On 14 October I cut and started processing the second woad crop. Possibly I could have left it for longer but with more bad weather forecast and as the plants had grown quite quickly since the last harvest in early September, I didn't want to risk losing them altogether.

In total from Helen's and my four pot plants I cut 625 grams of leaves, which is 125 g more than at the last harvest. However, I seem to have made only 1.4 grams of woad pigment, or as I should call it to be more correct, indigotin. Last time around it was about 2 grams. I have a couple of theories for this, some related to growing and the other to processing.

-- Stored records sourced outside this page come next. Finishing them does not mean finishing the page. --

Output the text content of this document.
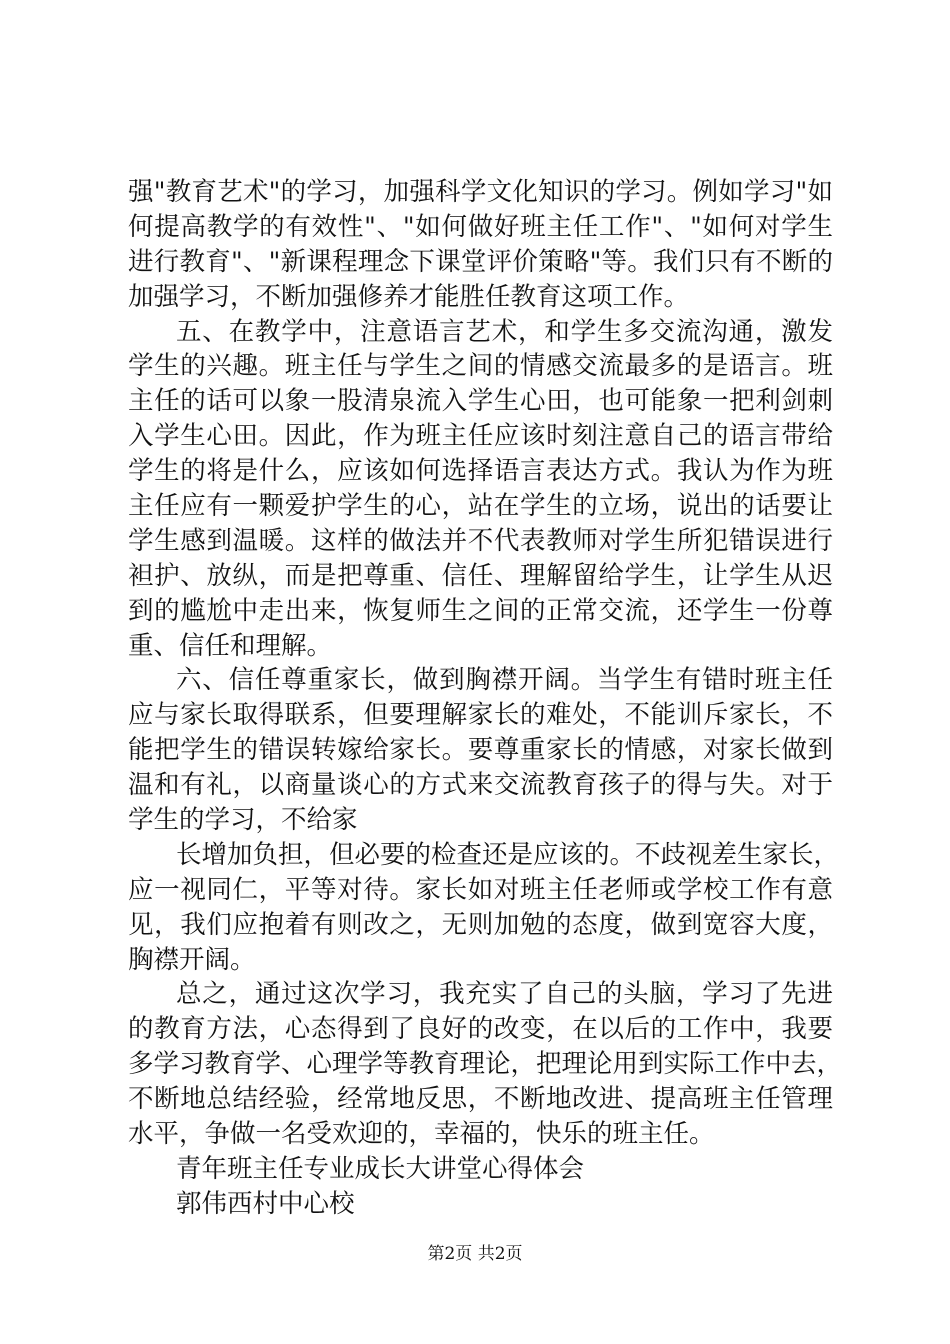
强"教育艺术"的学习，加强科学文化知识的学习。例如学习"如
何提高教学的有效性"、"如何做好班主任工作"、"如何对学生
进行教育"、"新课程理念下课堂评价策略"等。我们只有不断的
加强学习，不断加强修养才能胜任教育这项工作。
五、在教学中，注意语言艺术，和学生多交流沟通，激发
学生的兴趣。班主任与学生之间的情感交流最多的是语言。班
主任的话可以象一股清泉流入学生心田，也可能象一把利剑刺
入学生心田。因此，作为班主任应该时刻注意自己的语言带给
学生的将是什么，应该如何选择语言表达方式。我认为作为班
主任应有一颗爱护学生的心，站在学生的立场，说出的话要让
学生感到温暖。这样的做法并不代表教师对学生所犯错误进行
袒护、放纵，而是把尊重、信任、理解留给学生，让学生从迟
到的尴尬中走出来，恢复师生之间的正常交流，还学生一份尊
重、信任和理解。
六、信任尊重家长，做到胸襟开阔。当学生有错时班主任
应与家长取得联系，但要理解家长的难处，不能训斥家长，不
能把学生的错误转嫁给家长。要尊重家长的情感，对家长做到
温和有礼，以商量谈心的方式来交流教育孩子的得与失。对于
学生的学习，不给家
长增加负担，但必要的检查还是应该的。不歧视差生家长，
应一视同仁，平等对待。家长如对班主任老师或学校工作有意
见，我们应抱着有则改之，无则加勉的态度，做到宽容大度，
胸襟开阔。
总之，通过这次学习，我充实了自己的头脑，学习了先进
的教育方法，心态得到了良好的改变，在以后的工作中，我要
多学习教育学、心理学等教育理论，把理论用到实际工作中去，
不断地总结经验，经常地反思，不断地改进、提高班主任管理
水平，争做一名受欢迎的，幸福的，快乐的班主任。
青年班主任专业成长大讲堂心得体会
郭伟西村中心校
第2页 共2页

This time I didn't spend an hour beating the strained liquid trying to get the foam to go yellow. I beat it for only about ten minutes with the hand-wind whisk - thinking that as blue has come up into the foam that should be enough. I since have read somewhere that it's far better to whisk for much longer, even if your arms start aching (as mine did last September), because that way you get all the potential indigotin out. So, short cuts and laziness are not worth pursuing! I will beat until my arms go blue (again) next time.

On the growing side, the middle picture here shows two groups of short leaves and one of long leaves. The left hand ones I grew here, the right two groups Helen grew. Those on the far right came from one of several well-grown plants, grown on under an improvised cloche (a large plastic demijohn with base removed). These plants had begun to take on the expected shape and density of a woad plant, although were still smaller. But 'something' in or lacking in the soil has prevented the plants from taking up/creating blue pigment in their leaves - I believe they got more direct sunshine at Helen's than the plants outside my house (though being in front of a sun-trap wall may have made a difference to mine). But my woad plants also had an additional caffeine shot... topped up with more Rainforest Alliance coffee dregs. They also had orange street-light by night.

By chance, an official Met Office rainfall recorder lives in the village - he's been recording for over 40 years now. His recent article in the local newsletter gives July and August of this year as his wettest and fourth wettest ever. With the first week of September having a further 107 mm, those two months plus week gave the village around a third of our annual average, and in the usually drier months. So it was wet. Very wet. Luckily though, the rest of September was better - some very hot days (or was that in October?). Certainly I thought the drier sunnier days would help with 'bluing' the leaves. As they did - thankfully - with keeping the slugs at bay!

So I am surprised to have ended up with less indigotin from more leaf. I have some other thoughts about the growing process to go in another post later.

1 comment:

tumbleweed said...

this is the true magic of plant dyes....so many variables; water, geography, micro-climate etc.